Semi-Serious Agenda

I believe we are living in an era of sham enquiry and pseudo-truths which are regarded as fashionable.

Politics – i.e. argument – has undue influence on intellectual process. When Police Chief Sir Paul Condon stated that some forms of crime are committed by a substantially disproportionate number of black people, he was savagely attacked (in 2001 I think it was). A fact is a fact. How you interpret that fact and what implications it has is another matter entirely, and sometimes you have to credit people with just stating the facts. Stating facts is good. Hiding them and refusing to acknowledge them is not.

Some countries are relatively primitive compared to others. Islamic countries seem to be a particular example where genital mutilation, barbarous legal retribution, thought-police, oppression, brutality towards women etc. are inherent. When the Italian Prime Minister made a remark about primitive countries, he was savagely attacked (2003). Savagely attacking someone for saying something most people privately accept (I suspect) is not good.

Cultural relativism is good.
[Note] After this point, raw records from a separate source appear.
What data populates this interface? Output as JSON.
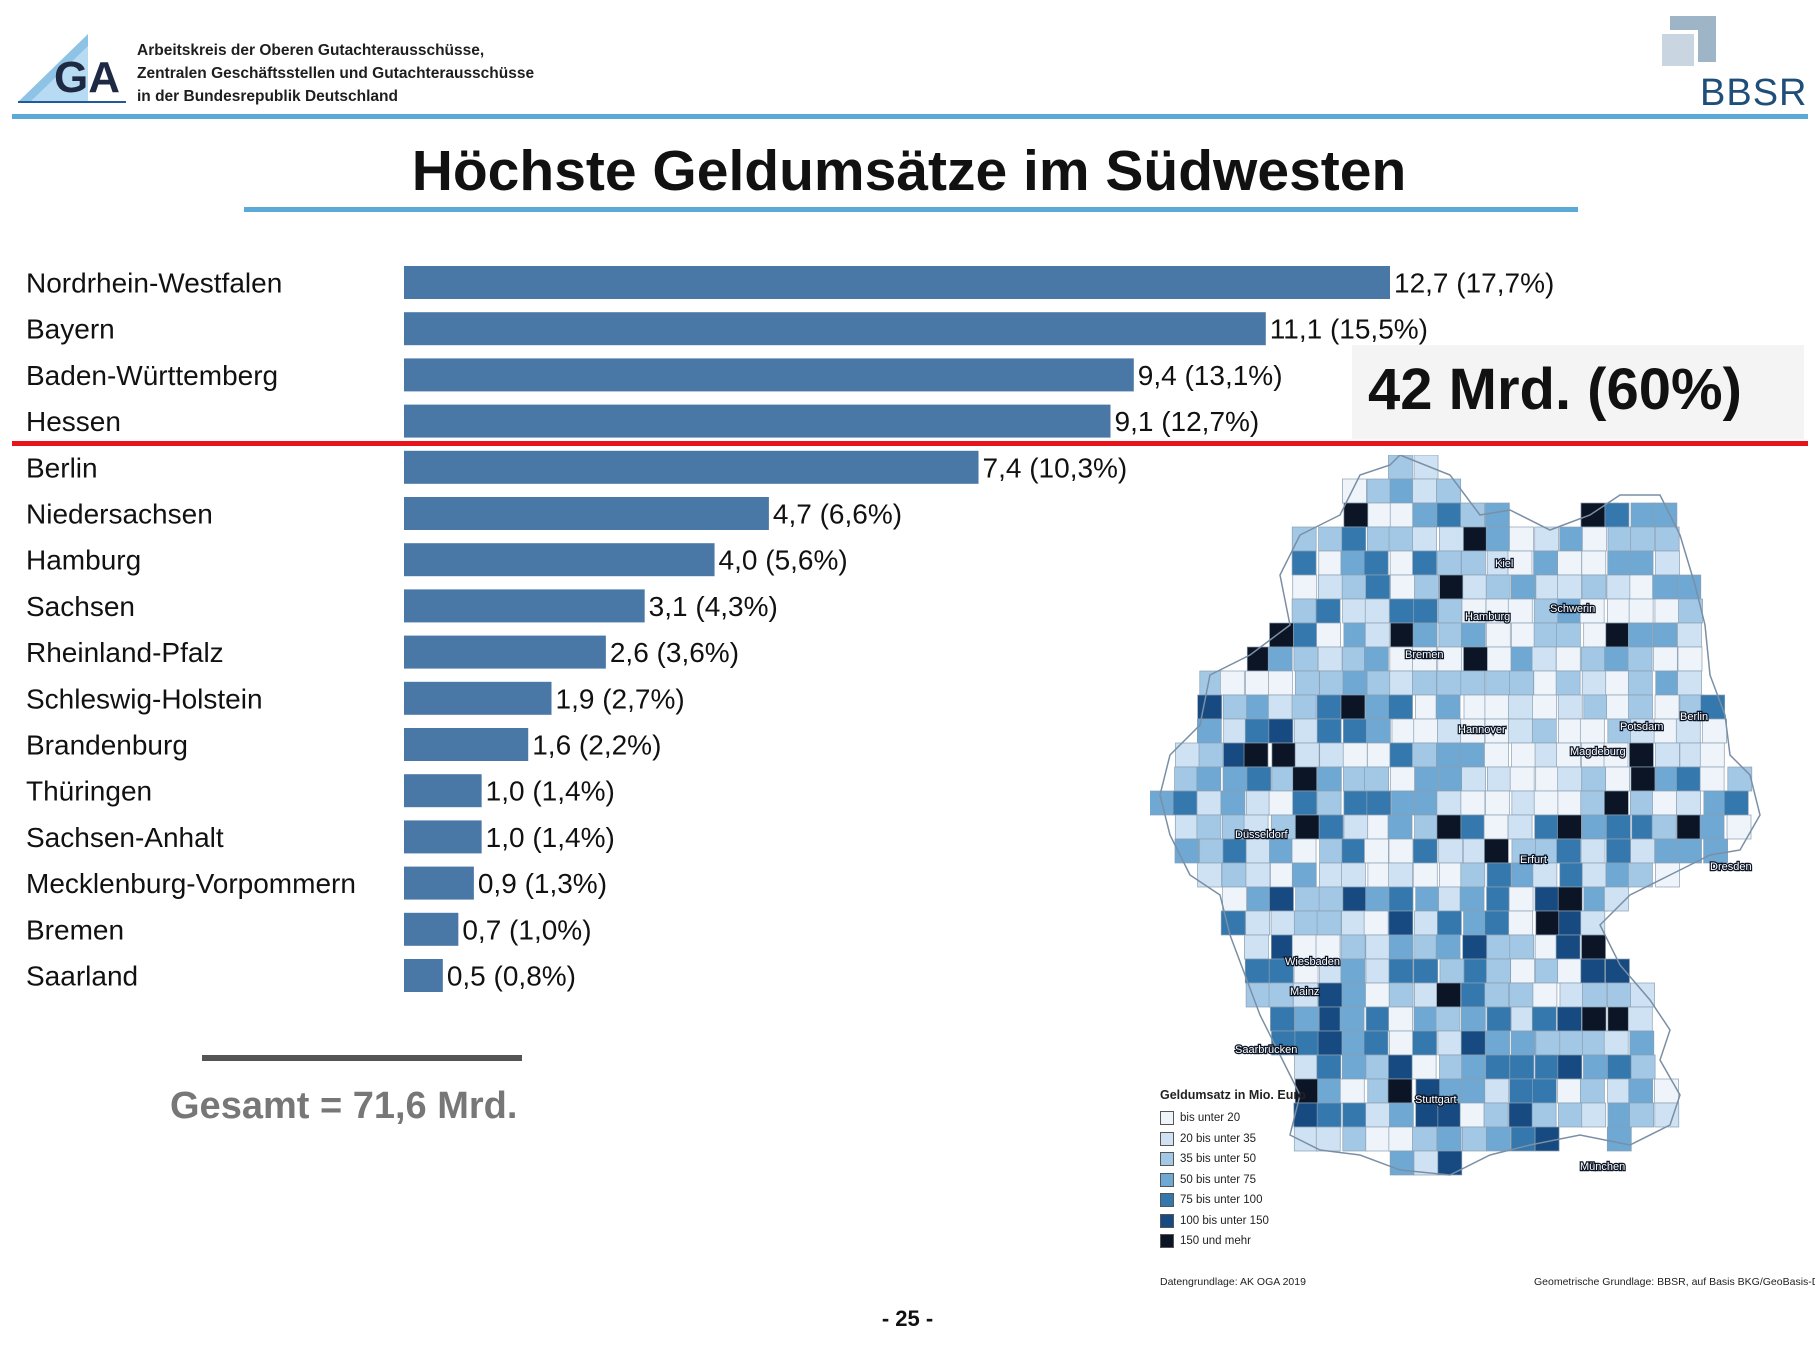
{
  "header": {
    "org_lines": [
      "Arbeitskreis der Oberen Gutachterausschüsse,",
      "Zentralen Geschäftsstellen und Gutachterausschüsse",
      "in der Bundesrepublik Deutschland"
    ],
    "gca_logo_text": "GA",
    "bbsr_logo_text": "BBSR",
    "colors": {
      "rule": "#5aa9d6",
      "bbsr": "#1f4e79"
    }
  },
  "page_title": "Höchste Geldumsätze im Südwesten",
  "chart_data": {
    "type": "bar",
    "orientation": "horizontal",
    "categories": [
      "Nordrhein-Westfalen",
      "Bayern",
      "Baden-Württemberg",
      "Hessen",
      "Berlin",
      "Niedersachsen",
      "Hamburg",
      "Sachsen",
      "Rheinland-Pfalz",
      "Schleswig-Holstein",
      "Brandenburg",
      "Thüringen",
      "Sachsen-Anhalt",
      "Mecklenburg-Vorpommern",
      "Bremen",
      "Saarland"
    ],
    "values": [
      12.7,
      11.1,
      9.4,
      9.1,
      7.4,
      4.7,
      4.0,
      3.1,
      2.6,
      1.9,
      1.6,
      1.0,
      1.0,
      0.9,
      0.7,
      0.5
    ],
    "data_labels": [
      "12,7 (17,7%)",
      "11,1 (15,5%)",
      "9,4 (13,1%)",
      "9,1 (12,7%)",
      "7,4 (10,3%)",
      "4,7 (6,6%)",
      "4,0 (5,6%)",
      "3,1 (4,3%)",
      "2,6 (3,6%)",
      "1,9 (2,7%)",
      "1,6 (2,2%)",
      "1,0 (1,4%)",
      "1,0 (1,4%)",
      "0,9 (1,3%)",
      "0,7 (1,0%)",
      "0,5 (0,8%)"
    ],
    "xlim": [
      0,
      12.7
    ],
    "bar_color": "#4a78a6",
    "grid": false,
    "legend": "none"
  },
  "highlight": {
    "text": "42 Mrd. (60%)",
    "line_color": "#e8141b",
    "after_category_count": 4
  },
  "map": {
    "labels": [
      "Kiel",
      "Hamburg",
      "Schwerin",
      "Bremen",
      "Hannover",
      "Berlin",
      "Potsdam",
      "Magdeburg",
      "Düsseldorf",
      "Erfurt",
      "Dresden",
      "Wiesbaden",
      "Mainz",
      "Saarbrücken",
      "Stuttgart",
      "München"
    ],
    "legend_title": "Geldumsatz in Mio. Euro",
    "legend_items": [
      {
        "label": "bis unter 20",
        "color": "#eef4fa"
      },
      {
        "label": "20 bis unter 35",
        "color": "#cfe2f3"
      },
      {
        "label": "35 bis unter 50",
        "color": "#a3c8e6"
      },
      {
        "label": "50 bis unter 75",
        "color": "#6fa8d2"
      },
      {
        "label": "75 bis unter 100",
        "color": "#3478ad"
      },
      {
        "label": "100 bis unter 150",
        "color": "#174a80"
      },
      {
        "label": "150 und mehr",
        "color": "#0b1526"
      }
    ],
    "source_left": "Datengrundlage: AK OGA  2019",
    "source_right": "Geometrische Grundlage: BBSR, auf Basis BKG/GeoBasis-DE"
  },
  "total_text": "Gesamt = 71,6 Mrd.",
  "page_number": "- 25 -"
}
Different societies, different people can have substantially different lifestyles with their own cultural 'logic'. Humanistic abuses are not good. Where there is oppression, injustice, suffering or cruelty, dismissing this as an example of cultural relativity is not acceptable and most of the time it should be obvious when this is legitimate humanistic concern as opposed to nationalistic or imperialist aggression. The fashionable notion of cultural relativity needs examining.

All religions are belief systems which require ritualised conformity as opposed to intelligent spiritual enquiry. A belief is not a fact: all religions can be subjected to philosophical scrutiny. Scrutiny is good. Threatening to kill people if they do this is not good.
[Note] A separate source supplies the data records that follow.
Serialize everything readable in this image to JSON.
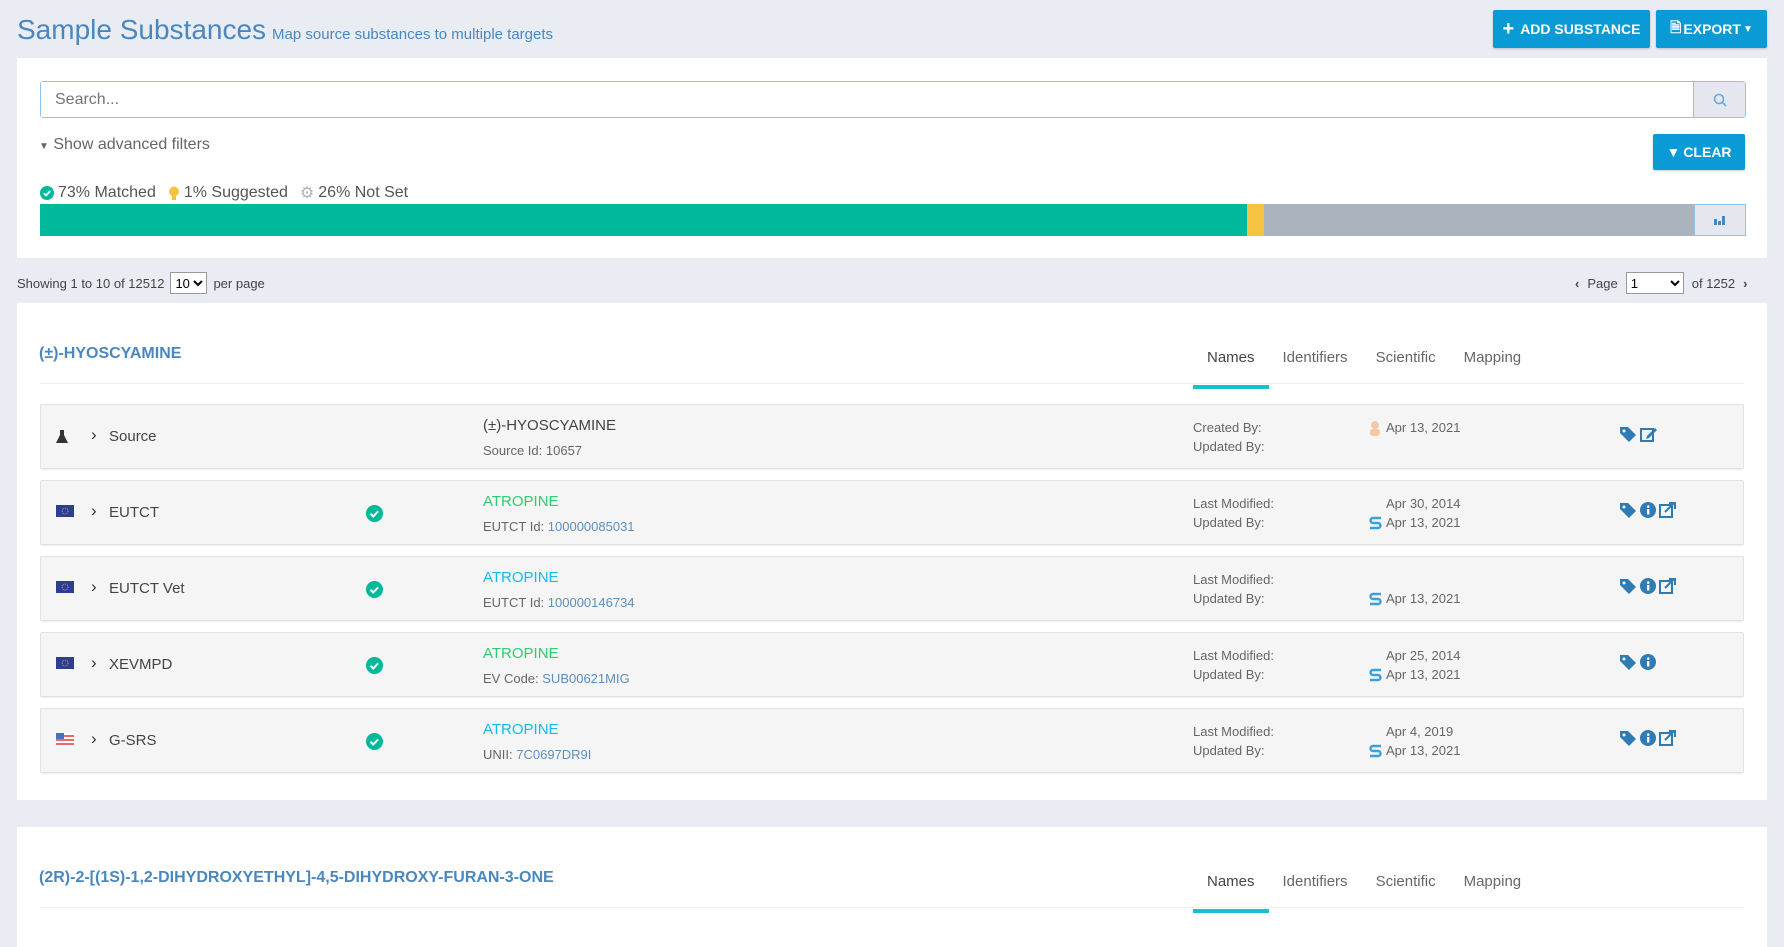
{
  "header": {
    "title": "Sample Substances",
    "subtitle": "Map source substances to multiple targets",
    "add_label": "ADD SUBSTANCE",
    "export_label": "EXPORT"
  },
  "search": {
    "placeholder": "Search...",
    "value": ""
  },
  "filters": {
    "toggle_label": "Show advanced filters",
    "clear_label": "CLEAR"
  },
  "stats": {
    "matched_label": "73% Matched",
    "suggested_label": "1% Suggested",
    "notset_label": "26% Not Set",
    "matched": 73,
    "suggested": 1,
    "not_set": 26,
    "colors": {
      "matched": "#00b99a",
      "suggested": "#f5c242",
      "not_set": "#aab4bf"
    }
  },
  "pagination": {
    "showing": "Showing 1 to 10 of 12512",
    "per_page_value": "10",
    "per_page_label": "per page",
    "page_label": "Page",
    "page_value": "1",
    "of_label": "of 1252"
  },
  "tabs": [
    "Names",
    "Identifiers",
    "Scientific",
    "Mapping"
  ],
  "cards": [
    {
      "title": "(±)-HYOSCYAMINE",
      "rows": [
        {
          "icon": "flask-icon",
          "source": "Source",
          "matched": false,
          "name": "(±)-HYOSCYAMINE",
          "name_color": "#444444",
          "id_label": "Source Id: ",
          "id_value": "10657",
          "label1": "Created By:",
          "label2": "Updated By:",
          "date1": "Apr 13, 2021",
          "date2": "",
          "user1": "user-avatar-icon",
          "user2": "",
          "actions": [
            "tag-icon",
            "edit-icon"
          ]
        },
        {
          "icon": "eu-flag-icon",
          "source": "EUTCT",
          "matched": true,
          "name": "ATROPINE",
          "name_color": "#2ecc71",
          "id_label": "EUTCT Id: ",
          "id_value": "100000085031",
          "label1": "Last Modified:",
          "label2": "Updated By:",
          "date1": "Apr 30, 2014",
          "date2": "Apr 13, 2021",
          "user2": "s-logo-icon",
          "actions": [
            "tag-icon",
            "info-icon",
            "external-link-icon"
          ]
        },
        {
          "icon": "eu-flag-icon",
          "source": "EUTCT Vet",
          "matched": true,
          "name": "ATROPINE",
          "name_color": "#1ab8e8",
          "id_label": "EUTCT Id: ",
          "id_value": "100000146734",
          "label1": "Last Modified:",
          "label2": "Updated By:",
          "date1": "",
          "date2": "Apr 13, 2021",
          "user2": "s-logo-icon",
          "actions": [
            "tag-icon",
            "info-icon",
            "external-link-icon"
          ]
        },
        {
          "icon": "eu-flag-icon",
          "source": "XEVMPD",
          "matched": true,
          "name": "ATROPINE",
          "name_color": "#2ecc71",
          "id_label": "EV Code: ",
          "id_value": "SUB00621MIG",
          "label1": "Last Modified:",
          "label2": "Updated By:",
          "date1": "Apr 25, 2014",
          "date2": "Apr 13, 2021",
          "user2": "s-logo-icon",
          "actions": [
            "tag-icon",
            "info-icon"
          ]
        },
        {
          "icon": "us-flag-icon",
          "source": "G-SRS",
          "matched": true,
          "name": "ATROPINE",
          "name_color": "#1ab8e8",
          "id_label": "UNII: ",
          "id_value": "7C0697DR9I",
          "label1": "Last Modified:",
          "label2": "Updated By:",
          "date1": "Apr 4, 2019",
          "date2": "Apr 13, 2021",
          "user2": "s-logo-icon",
          "actions": [
            "tag-icon",
            "info-icon",
            "external-link-icon"
          ]
        }
      ]
    },
    {
      "title": "(2R)-2-[(1S)-1,2-DIHYDROXYETHYL]-4,5-DIHYDROXY-FURAN-3-ONE",
      "rows": []
    }
  ]
}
The current tensions regarding Islam require Muslims to question and re-consider some of their beliefs, practises and intolerance towards the West. The more Islam resists this – and fails to condemn the extremist psychopaths in their midst – the more the free-thinking Western world will regard them with suspicion. Generally speaking, in 2003 the West is a democratic and tolerant place, accommodating different races and religions. This is good. What is not good is the practice of human rights abuse, hysterical and barbarous rule by theocratic law, and the systematic and entrenched oppression of women.

Science has re-established its empirical, point and poke methodology. Psychology and consciousness is popularly reduced to bio-electrical articulations in the brain. Some of this material is currently published in best selling books. Mistaking correspondence with causality is not good. Philosophy is not and never will be expressed in those terms. Re-establishing philosophical parameters is good. Philosophy is the discipline to which it falls to inquire into inquiry itself, its proper conduct and necessary presuppositions. Science is good, being the basis for the basis for benefits like the computer and the Internet. Failing to appreciate the limitations i.e. operative boundaries of science is not good.

Intellectual convergence is a widespread phenomenon. Suddenly, scientists and computer programmers have become cultural theorists, and academics have become spiritual theorists. Sometimes this is good – i.e. interesting – and sometimes it isn’t. Fame, popularity and success are attached to both relevant work and irrelevant i.e. stupid work. This is not good.

‘Celebrities’ have a similar psychological function to religion. ‘Following them’ appears to elevate the average, possibly down-trodden human being into a bigger and greater world with vague feelings of semi-immortality and imaginary happiness. This is not good.

There are substantial, serious, capitalist inequalities which are rarely questioned, based on greed and established power. The music industry is a good example, where profit is hugely disproportionate to material production costs. This is not good.

Who gives a fuck what some dusty old Christian geezer says about the Iraq war? (in 2003). More disturbing, however, is the answer to the question ‘who gives a fuck about what strange, dodgy-looking Mullahs and Imams say about it’. Because large numbers of people do indeed give a fuck about the latter – in very serious terms, in closed religious societies where the prayer leader is a demagogic authority. This is not good.

Politics sucks. If two people or a group of people love each other, for most of the time their relationship is not ‘political’. You might call it ‘psychological’, based on a different kind of interaction. We can’t expect this to happen on a global scale. But politics is thus an effect rather than a cause, the outcome of currently irresolvable misunderstanding rather than a framework by which to interpret life.

Communication is good. Entrenched hostilities are not good – including those that occur within religion.

There is more to life than money, power, sex, fame, religion, Coronation Street, getting old, dying…and, yes, philosophy.